This is Kait Dunton's second release, the first of which garnered rather impressive review from rather impressive crits and rather educated others. Mountain Suite has managed to attract some daunting musical characters, Peter Erskine and Bob Mintzer among them, and though much is said and written about Dunton's lead voice wielding an acoustic piano with a well considered spare hand, leaving plenty of room for the mind and spirit to settle in and reflect, her real charm lies in accompaniment and compositional skills. Listen to Night, to my mind the centerpiece of the CD, and this becomes abundantly apparent.
In that cut, the pianist never treads to center stage even once because she doesn't have to, her background lines are everything, creating a sea and sky of generative imagery over which Mintzer and Bob Daversa wheel and glide, a blend of leashed energies caught and contrasted by the John Abercrombie-esque balladics Dunton's evoking. If the horns are gulls in the tableau, Erskine conjures a bevy of sandpipers skittering on the shore as gentle waves wash and recess. It matters not that it's late in the evening or that such birds aren't normally up and about then, 'cause if you've walked the lonely Pacific shores at midnight as I have many times, you know some do, and this songs captures those very private moments perfectly, making them all yours again…or maybe for the first time.

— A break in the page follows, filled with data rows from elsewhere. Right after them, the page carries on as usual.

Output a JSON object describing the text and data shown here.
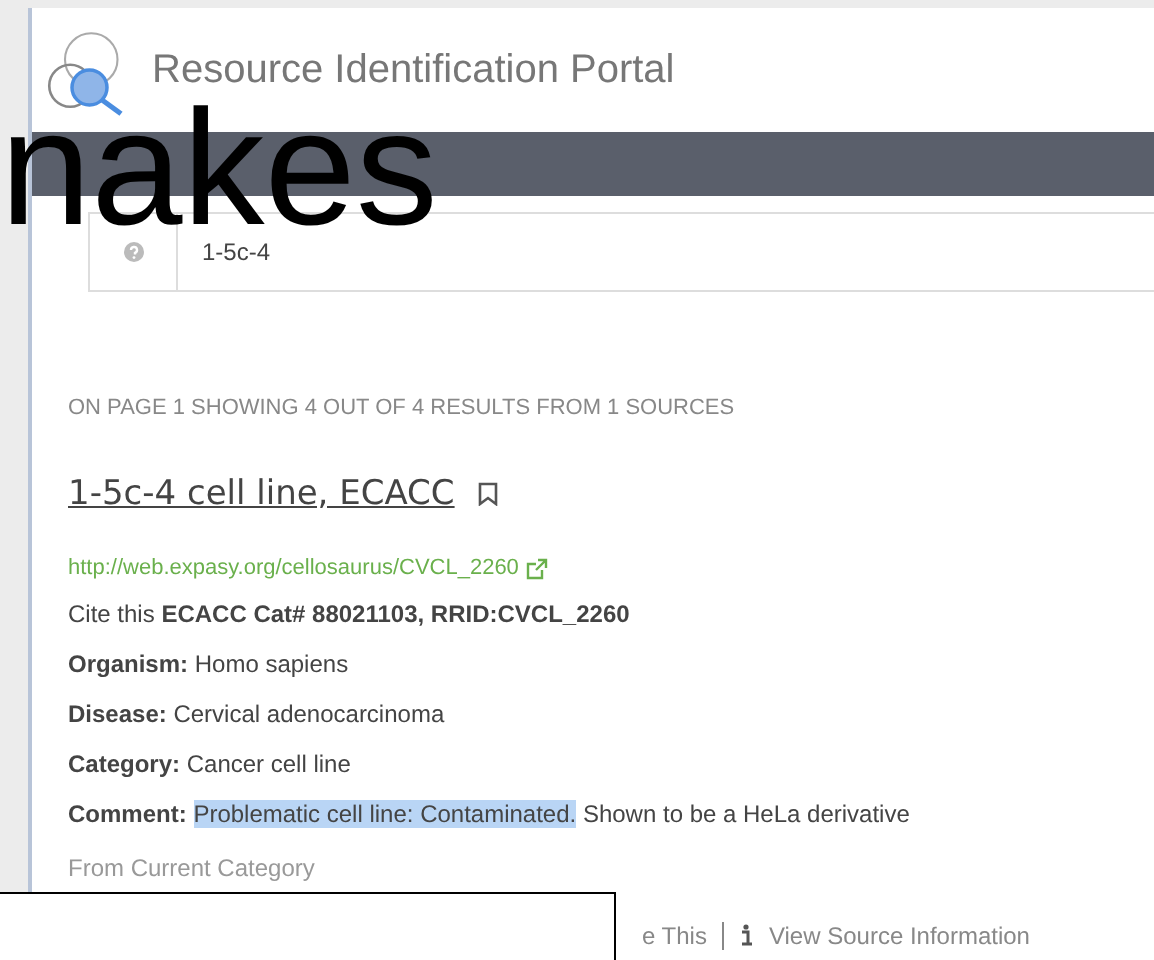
{
  "header": {
    "title": "Resource Identification Portal"
  },
  "search": {
    "value": "1-5c-4"
  },
  "results_summary": "ON PAGE 1 SHOWING 4 OUT OF 4 RESULTS FROM 1 SOURCES",
  "result": {
    "title": "1-5c-4 cell line, ECACC",
    "url": "http://web.expasy.org/cellosaurus/CVCL_2260",
    "cite": "Cite this **ECACC Cat# 88021103, RRID:CVCL_2260**",
    "fields": [
      {
        "label": "Organism:",
        "value": "Homo sapiens"
      },
      {
        "label": "Disease:",
        "value": "Cervical adenocarcinoma"
      },
      {
        "label": "Category:",
        "value": "Cancer cell line"
      }
    ],
    "comment": {
      "label": "Comment:",
      "highlighted": "Problematic cell line: Contaminated.",
      "rest": " Shown to be a HeLa derivative"
    },
    "source_note": "From Current Category",
    "actions": [
      "e This",
      "View Source Information"
    ]
  },
  "overlay": {
    "caption": "nakes"
  }
}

That kind of mood predominates in this highly ECM / Windham Hill release, a good deal of the famed Nordic austerity that first imprint is famed for making its way throughout the tracks. The most consistently interesting aspect, though, as said, is that rock solid presence of Dunton's gently irresistable hand in everything. When she does step to the lip of the stage, though, as in Return, the rich chordal darkness gives way to élan as the horns trade places, allowing her the frolics they enjoyed in other cuts. More, Kait Dunton's young, still working through her education, and I suspect, two or three releases from now, we'll really see the full scope of what she has to offer.